Associate Judge Kenneth L. Govendo allowed attorney Colin Thompson, counsel for Camacho, to call out of order the defense’s expert witness, Frank Ishizaki, as the latter has to return to Guam.
Shown with one of the video footages of the incident that happened at DOC on April 1, 2016, Ishizaki observed that the alleged victim, Ryan Cavalear, was restrained or handcuffed from the back.
Ishizaki said the way Camacho and Corrections Officer Admisen Dasio Haddy were holding Cavalear in the arms was not appropriate.
“I don’t think you want to dislocate the shoulder,” Ishizaki said, adding that if the officers could convince Cavalear to walk as he was already handcuffed, it would be not necessary to hold the arms.

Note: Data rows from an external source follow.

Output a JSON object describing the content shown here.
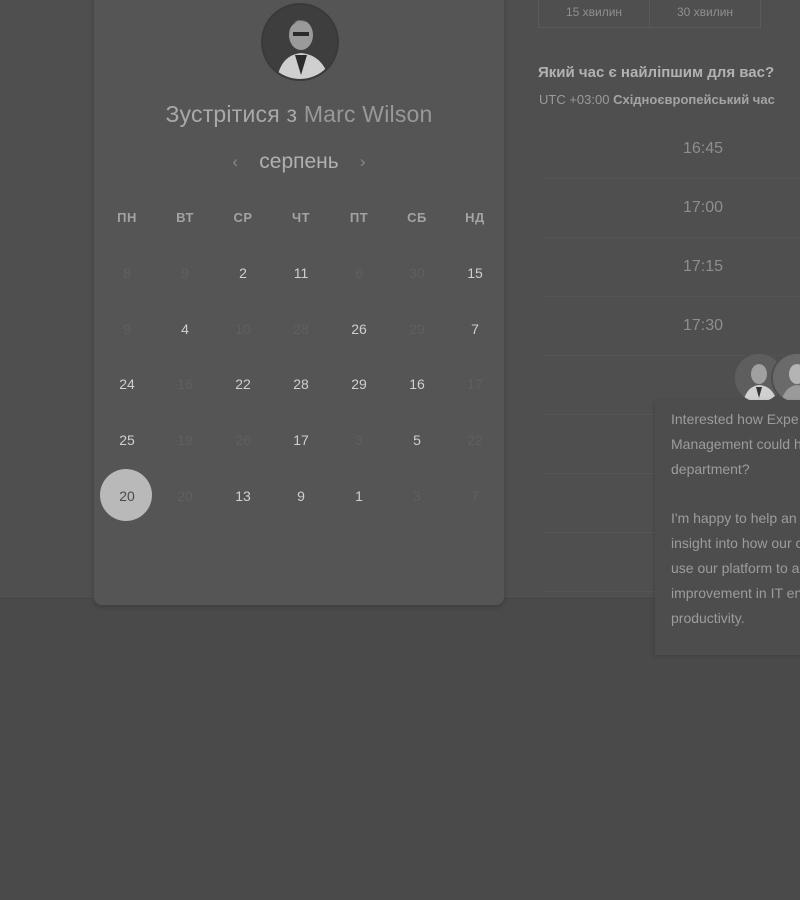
{
  "calendar": {
    "title_prefix": "Зустрітися з",
    "host_name": "Marc Wilson",
    "month": "серпень",
    "weekdays": [
      "ПН",
      "ВТ",
      "СР",
      "ЧТ",
      "ПТ",
      "СБ",
      "НД"
    ],
    "days": [
      {
        "label": "8",
        "state": "muted"
      },
      {
        "label": "9",
        "state": "muted"
      },
      {
        "label": "2",
        "state": "active"
      },
      {
        "label": "11",
        "state": "active"
      },
      {
        "label": "6",
        "state": "muted"
      },
      {
        "label": "30",
        "state": "muted"
      },
      {
        "label": "15",
        "state": "active"
      },
      {
        "label": "9",
        "state": "muted"
      },
      {
        "label": "4",
        "state": "active"
      },
      {
        "label": "10",
        "state": "muted"
      },
      {
        "label": "28",
        "state": "muted"
      },
      {
        "label": "26",
        "state": "active"
      },
      {
        "label": "29",
        "state": "muted"
      },
      {
        "label": "7",
        "state": "active"
      },
      {
        "label": "24",
        "state": "active"
      },
      {
        "label": "16",
        "state": "muted"
      },
      {
        "label": "22",
        "state": "active"
      },
      {
        "label": "28",
        "state": "active"
      },
      {
        "label": "29",
        "state": "active"
      },
      {
        "label": "16",
        "state": "active"
      },
      {
        "label": "17",
        "state": "muted"
      },
      {
        "label": "25",
        "state": "active"
      },
      {
        "label": "19",
        "state": "muted"
      },
      {
        "label": "26",
        "state": "muted"
      },
      {
        "label": "17",
        "state": "active"
      },
      {
        "label": "3",
        "state": "muted"
      },
      {
        "label": "5",
        "state": "active"
      },
      {
        "label": "22",
        "state": "muted"
      },
      {
        "label": "20",
        "state": "selected"
      },
      {
        "label": "20",
        "state": "muted"
      },
      {
        "label": "13",
        "state": "active"
      },
      {
        "label": "9",
        "state": "active"
      },
      {
        "label": "1",
        "state": "active"
      },
      {
        "label": "3",
        "state": "muted"
      },
      {
        "label": "7",
        "state": "muted"
      }
    ]
  },
  "durations": [
    "15 хвилин",
    "30 хвилин"
  ],
  "schedule": {
    "question": "Який час є найліпшим для вас?",
    "tz_offset": "UTC +03:00",
    "tz_name": "Східноєвропейський час",
    "slots": [
      "16:45",
      "17:00",
      "17:15",
      "17:30",
      "",
      "",
      "",
      ""
    ]
  },
  "chat": {
    "lines_p1": [
      "Interested how Expe",
      "Management could h",
      "department?"
    ],
    "lines_p2": [
      "I'm happy to help an",
      "insight into how our c",
      "use our platform to a",
      "improvement in IT en",
      "productivity."
    ]
  },
  "colors": {
    "selected_day": "#b9b9b9",
    "overlay": "#4a4a4a"
  }
}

The expert witness said carrying a handcuffed person would only cause more damage to the individual.
Ishizaki said in the video shown him, he is not sure if Cavalear was resisting but there was a commotion.
“There is no audio so we have to depend on other people to tell on what happened,” the former FBI special agent said.
He observed in the footage that Camacho’s right hand was hitting Cavalear’s face, but that the hand motion appears slow.
Ishizaki said it’s only Camacho and Haddy who can explain what Camacho was doing.
He said it could be that Camacho was avoiding Cavalear’s head from hitting the steel door.
Ishizaki said he does not see a violation of DOC policy if Camacho was only trying to stop Cavalear’s face from hitting the door.
On cross-examination, Ishizaki said the use of force against a detainee needs a justification to apply it.
The expert witness said once a detainee is handcuffed, there is no need to inflict pain on him.
He said an officer can inflict pain on a detainee to achieve compliance with an instruction.
Ishizaki said an officer should care when an inmate says he has injury by inflicting no pain at all.
After Ishizaki’s testimony, assistant attorney general Matthew Baisley, counsel for the government, resumed calling their witnesses.
When Saipan Tribune left the courtroom yesterday late afternoon, Corrections Sgt. Joaquin Sablan was still on the witness stand. Sablan was the shift commander when the alleged beating happened.